Influence of Agitator Shape on Characteristics and Grinding Efficiency of Attritor Mill
Chenzuo Ye*1, Yutaro Takaya*2,*3, Yuki Tsunazawa*2,*4, Kazuhiro Mochidzuki*2,*5, and Chiharu Tokoro*2,*3,
*1Graduate School of Creative Science and Engineering, Waseda University
3-4-1 Okubo, Shinjuku-ku, Tokyo 169-8555, Japan
*2Faculty of Science and Engineering, Waseda University, Tokyo, Japan
*3Faculty of Engineering, The University of Tokyo, Tokyo, Japan
*4Geological Survey of Japan (GSJ), National Institute of Advanced Industrial Science and Technology (AIST), Tsukuba, Japan
*5Retoca Laboratory LLC, Funabashi, Japan
Grinding is a unit of operation of a pure mechanical process. An attritor is a grinder able to be used for fine or selective grinding. However, few studies have reported on the optimum design for the attritor. The attritor’s grinding characteristics and grinding effect depend not only on the operating conditions, but also on the geometry of the agitator. Therefore, we investigated the effect of the agitator shape on the grinding efficiency from the viewpoint of experiments, kinetic analysis, and discrete element method (DEM) simulations. We conducted grinding experiments with two different agitators. One was Agitator A, a traditional design with two pairs of 90° staggered mixing arms at the middle and bottom of the mixing shaft. The other was Agitator B, with a lower mixing arm inclined by 10° along the horizontal direction. We found that the grinding rate constant of Agitator B was approximately 40% greater than that of Agitator A. Although the size distribution of the particles was relatively dispersed after grinding with Agitator B, the distribution was concentrated mainly within two ranges (<0.5 mm and 2–4 mm) with Agitator A. These results and an elemental analysis of each size fraction suggested that the dominating grinding mode in Agitator A was surface grinding, whereas in Agitator B, it was bulk grinding.
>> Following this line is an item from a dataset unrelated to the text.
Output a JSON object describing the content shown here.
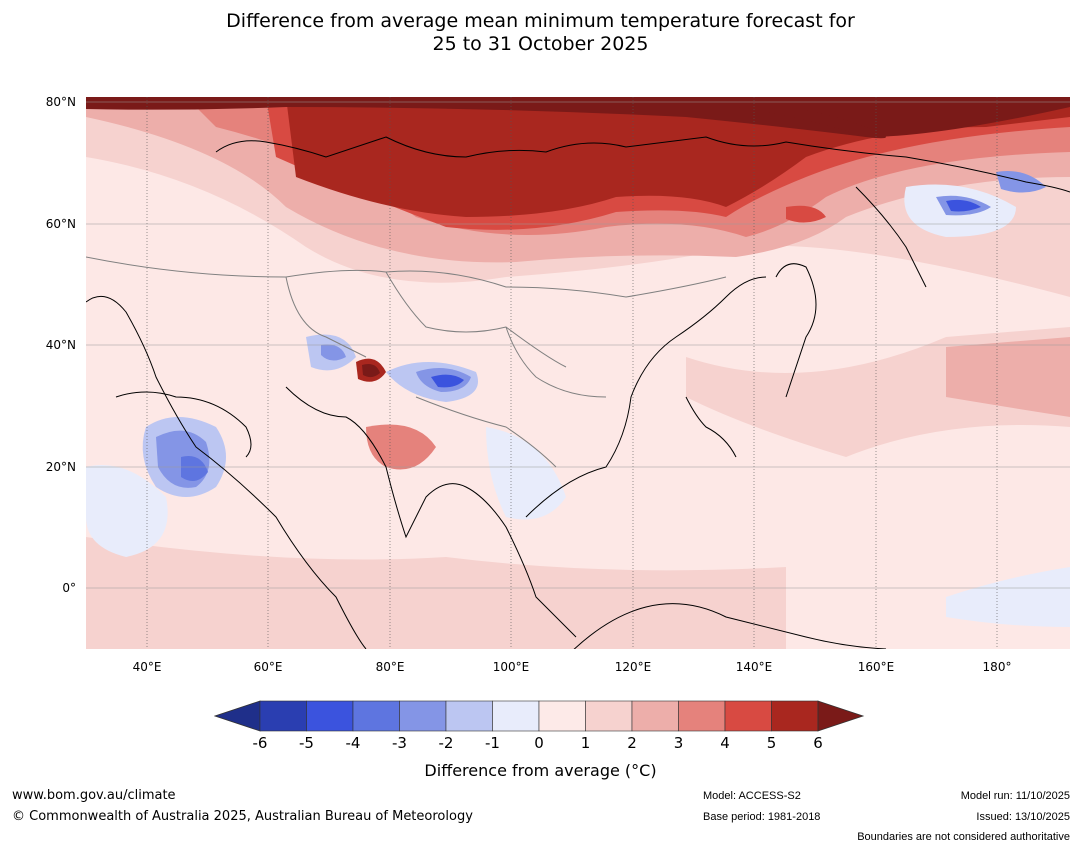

In terms of the influence of the agitator shape, the DEM simulation results showed that the kinetic energy of the grinding media in Agitator B was 0.0046 J/s, i.e., larger than the 0.0035 J/s obtained for Agitator A. A collision energy analysis showed that the dominating collision was between the media and wall in the tangential direction for both models. The collision energy of the media in Agitator B was larger than that of that in Agitator A. The results from the DEM simulation can help us evaluate the experimental results and infer the reasons why the grinding rate constant in Agitator B is larger than that in Agitator A.